– Скажи, что я не буду.
– Весь бы народ, ваше сиятельство, осчастливили, – говорил камердинер.
– Вздор какой!
– Могу вас уверить, что ждали вас сюда, как красное солнышко – и теперь всем известно, что вы пожаловали. Предки ваши были храмостроителями, а вас считают за попечителя храма… А то и будут толковать, дескать, родители их не гнушались храма божия…
– Ну и пусть их толкуют. Чем же я виноват, что мои предки были храмостроителями?
– Да ведь и то сказать, ваше сиятельство, с волками жить, надо по-волчьи и выть.
Этот довод подействовал на графа. Он сказал:
– А экипаж в порядке?
– Коляску, ваше сиятельство, я сегодня нарочно осматривал; в лучшем виде справлена: выкрашена и лаком покрыта.
– Ну скажи, что я буду.
Старший камердинер был человек испытанный и отличался такою опытностию и знанием своего дела, что граф называл его своим министром.
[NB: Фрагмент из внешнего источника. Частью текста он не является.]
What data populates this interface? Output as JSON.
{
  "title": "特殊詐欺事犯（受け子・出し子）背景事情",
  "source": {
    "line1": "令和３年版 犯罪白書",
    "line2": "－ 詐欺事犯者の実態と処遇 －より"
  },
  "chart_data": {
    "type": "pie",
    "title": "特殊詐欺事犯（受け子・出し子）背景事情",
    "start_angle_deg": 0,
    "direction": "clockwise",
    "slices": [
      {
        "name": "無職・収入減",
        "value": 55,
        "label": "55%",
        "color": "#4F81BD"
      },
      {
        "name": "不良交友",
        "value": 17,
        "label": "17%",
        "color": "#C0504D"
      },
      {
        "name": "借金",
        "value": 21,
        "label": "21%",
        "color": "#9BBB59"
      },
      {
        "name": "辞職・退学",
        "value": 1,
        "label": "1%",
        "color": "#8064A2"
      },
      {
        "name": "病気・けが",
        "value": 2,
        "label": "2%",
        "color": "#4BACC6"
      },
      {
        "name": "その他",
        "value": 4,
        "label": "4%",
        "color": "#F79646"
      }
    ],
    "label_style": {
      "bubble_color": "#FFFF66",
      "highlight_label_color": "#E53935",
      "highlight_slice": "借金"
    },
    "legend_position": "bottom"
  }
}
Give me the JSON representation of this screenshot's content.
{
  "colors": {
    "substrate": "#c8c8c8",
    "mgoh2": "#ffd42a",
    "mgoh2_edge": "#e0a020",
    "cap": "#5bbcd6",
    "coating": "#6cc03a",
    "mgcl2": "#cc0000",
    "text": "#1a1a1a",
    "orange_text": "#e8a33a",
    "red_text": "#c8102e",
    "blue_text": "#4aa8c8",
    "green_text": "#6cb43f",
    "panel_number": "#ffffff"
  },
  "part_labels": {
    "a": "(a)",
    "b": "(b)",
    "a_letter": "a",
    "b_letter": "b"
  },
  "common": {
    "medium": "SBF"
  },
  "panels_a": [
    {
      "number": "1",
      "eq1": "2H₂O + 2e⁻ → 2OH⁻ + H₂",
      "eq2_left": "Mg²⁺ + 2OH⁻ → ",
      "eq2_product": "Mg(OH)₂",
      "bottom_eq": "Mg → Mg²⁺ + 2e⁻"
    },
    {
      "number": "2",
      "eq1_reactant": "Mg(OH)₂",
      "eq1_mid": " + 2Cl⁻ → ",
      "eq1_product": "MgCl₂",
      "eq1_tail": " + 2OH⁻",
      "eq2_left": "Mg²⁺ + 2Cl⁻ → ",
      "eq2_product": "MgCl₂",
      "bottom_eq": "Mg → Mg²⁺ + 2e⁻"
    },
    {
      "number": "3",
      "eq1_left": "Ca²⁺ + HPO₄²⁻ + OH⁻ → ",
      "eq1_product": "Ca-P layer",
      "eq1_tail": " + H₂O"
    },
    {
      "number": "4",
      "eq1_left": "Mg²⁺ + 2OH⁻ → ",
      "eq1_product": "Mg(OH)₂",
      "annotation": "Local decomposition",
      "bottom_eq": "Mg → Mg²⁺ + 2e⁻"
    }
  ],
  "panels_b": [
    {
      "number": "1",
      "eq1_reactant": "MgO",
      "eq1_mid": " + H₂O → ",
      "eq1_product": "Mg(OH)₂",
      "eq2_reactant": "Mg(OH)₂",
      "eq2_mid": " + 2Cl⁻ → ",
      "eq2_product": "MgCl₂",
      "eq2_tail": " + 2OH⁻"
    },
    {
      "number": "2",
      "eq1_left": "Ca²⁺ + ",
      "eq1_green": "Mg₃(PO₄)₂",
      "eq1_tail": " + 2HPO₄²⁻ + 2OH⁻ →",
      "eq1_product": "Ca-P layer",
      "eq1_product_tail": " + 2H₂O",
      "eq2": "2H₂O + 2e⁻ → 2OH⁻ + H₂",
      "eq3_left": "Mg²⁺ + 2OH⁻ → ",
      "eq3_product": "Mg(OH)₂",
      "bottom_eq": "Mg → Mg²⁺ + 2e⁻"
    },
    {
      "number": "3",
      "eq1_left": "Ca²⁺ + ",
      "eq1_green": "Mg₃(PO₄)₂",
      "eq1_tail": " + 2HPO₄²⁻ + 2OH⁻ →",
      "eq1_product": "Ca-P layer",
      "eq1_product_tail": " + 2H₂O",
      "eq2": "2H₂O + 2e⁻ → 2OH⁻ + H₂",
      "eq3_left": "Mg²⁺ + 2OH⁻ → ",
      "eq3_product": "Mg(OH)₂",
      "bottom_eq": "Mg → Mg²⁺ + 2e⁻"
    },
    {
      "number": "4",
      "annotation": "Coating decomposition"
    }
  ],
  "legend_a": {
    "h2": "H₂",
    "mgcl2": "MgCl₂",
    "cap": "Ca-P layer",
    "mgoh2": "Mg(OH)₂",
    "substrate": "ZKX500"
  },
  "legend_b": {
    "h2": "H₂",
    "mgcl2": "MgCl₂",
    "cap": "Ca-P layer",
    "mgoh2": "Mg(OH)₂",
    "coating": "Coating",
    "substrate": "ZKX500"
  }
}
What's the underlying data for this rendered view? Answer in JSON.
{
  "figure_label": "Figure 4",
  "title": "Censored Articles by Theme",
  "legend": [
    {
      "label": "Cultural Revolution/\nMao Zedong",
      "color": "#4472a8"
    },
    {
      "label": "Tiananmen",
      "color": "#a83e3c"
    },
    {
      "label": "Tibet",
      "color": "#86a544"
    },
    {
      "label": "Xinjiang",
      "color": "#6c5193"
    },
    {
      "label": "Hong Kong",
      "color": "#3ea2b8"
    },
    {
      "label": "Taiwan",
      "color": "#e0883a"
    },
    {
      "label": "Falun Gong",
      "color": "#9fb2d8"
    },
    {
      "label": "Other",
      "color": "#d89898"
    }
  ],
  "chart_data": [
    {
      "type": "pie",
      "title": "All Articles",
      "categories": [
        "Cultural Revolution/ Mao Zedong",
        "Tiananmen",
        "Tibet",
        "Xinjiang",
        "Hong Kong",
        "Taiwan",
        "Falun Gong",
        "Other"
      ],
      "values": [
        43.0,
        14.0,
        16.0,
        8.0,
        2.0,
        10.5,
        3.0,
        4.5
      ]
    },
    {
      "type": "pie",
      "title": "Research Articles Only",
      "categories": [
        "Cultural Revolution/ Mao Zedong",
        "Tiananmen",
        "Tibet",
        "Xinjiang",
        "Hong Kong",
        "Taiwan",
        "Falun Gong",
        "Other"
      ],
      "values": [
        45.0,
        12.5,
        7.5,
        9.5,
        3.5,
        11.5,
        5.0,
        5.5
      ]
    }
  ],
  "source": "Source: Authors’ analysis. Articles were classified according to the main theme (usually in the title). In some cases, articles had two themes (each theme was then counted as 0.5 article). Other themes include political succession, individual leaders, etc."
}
Граф часто спорил с ним, даже ругал его, но всегда оказывалось, что камердинер был прав, хотя он пользовался своим влиянием на барина только в таких случаях, когда чересчур страдало графское достоинство или уже попиралось всякое благоразумие.
За отсутствием более важных дел с вечера же отдано было приказание запрячь к обедни четверку вороных. Молодой камердинер должен был одеться в ливрею, а кучер в свой парадный костюм.
Наступило воскресенье. В девять часов заблаговестили к обедни; граф уже был на ногах. Утро стояло погожее; все окна графского дома были отворены; звуки церковного колокола мелодично раздавались по комнатам. По берегу реки народ в праздничной одежде шел к церкви. Граф был в хорошем расположении духа и слегка напевал из «Троватора»>{4}Miserere>{5}. Четверня давно стояла у подъезда.
Наконец, во всем белом, с pince-nez и английским хлыстиком, граф сел в угол коляски, положив наперевес одну ногу на другую. Выждав минуту, когда графский экипаж подъехал к самой церкви, пономарь ударил во все колокола. Отвечая легким наклонением головы на приветствие народа, граф, в сопровождении камердинера, державшего под мышкой ковер, вступил в церковь. Когда он стал на возвышенное место за чугунной решеткой, дьякон вышел из алтаря и сделал возглас.
В конце обедни священник сказал проповедь из текста «Несть власть аще не от бога». Служба тянулась долго; пение дьячков до того раздирало слух графа, что он покушался уехать домой после первой ектений; но его удержало приличие.
Мужики, вышедшие от обедни и вдоволь намолившиеся на церковный крестик, начали толковать между собою:
– А что, говорят, граф совсем приехал сюда жить?
– Уж знамо! Ноне господа сами взялись за хозяйство; то жили бог ведает где, а то все слетелись на свои гнездышки.
– После воли-то все поджали хвост!
– Теперь и наше дело держись! Чуть мало-маленько овечка али коровка взойдет на барское угодье – тут ей и быть!
– Везде стал глаз хозяйский!
– А урожаи-то ноне стали вон какие: до зимнего Миколы поел хлебушка, да и будет! и заговейся!..
– А там принимайся за лебеду!
– Экой ты! кабы была лебеда – горя бы мало! а как лебеда-то не уродится, тогда-то что делать!
– Его святая воля! – перекрестившись и вздохнувши, промолвил один старичок.
– А там подати… об них надо подумать…
В этом духе продолжался разговор до тех пор, пока крестьяне не разошлись по своим избенкам…
Приехав из церкви, граф позавтракал и отправился в сад; поговорил с садовником о сливах, персиках и абрикосах, дав ему заметить, что эти фрукты его слабость; зашел в библиотеку, где увидал свои реторты и колбы, навестил кухню, посидел на крыльце, глядя на развалившиеся избы крестьян, слушая пение петухов; наконец, прошел через переднюю мимо стоявших навытяжку камердинеров и заперся в кабинете.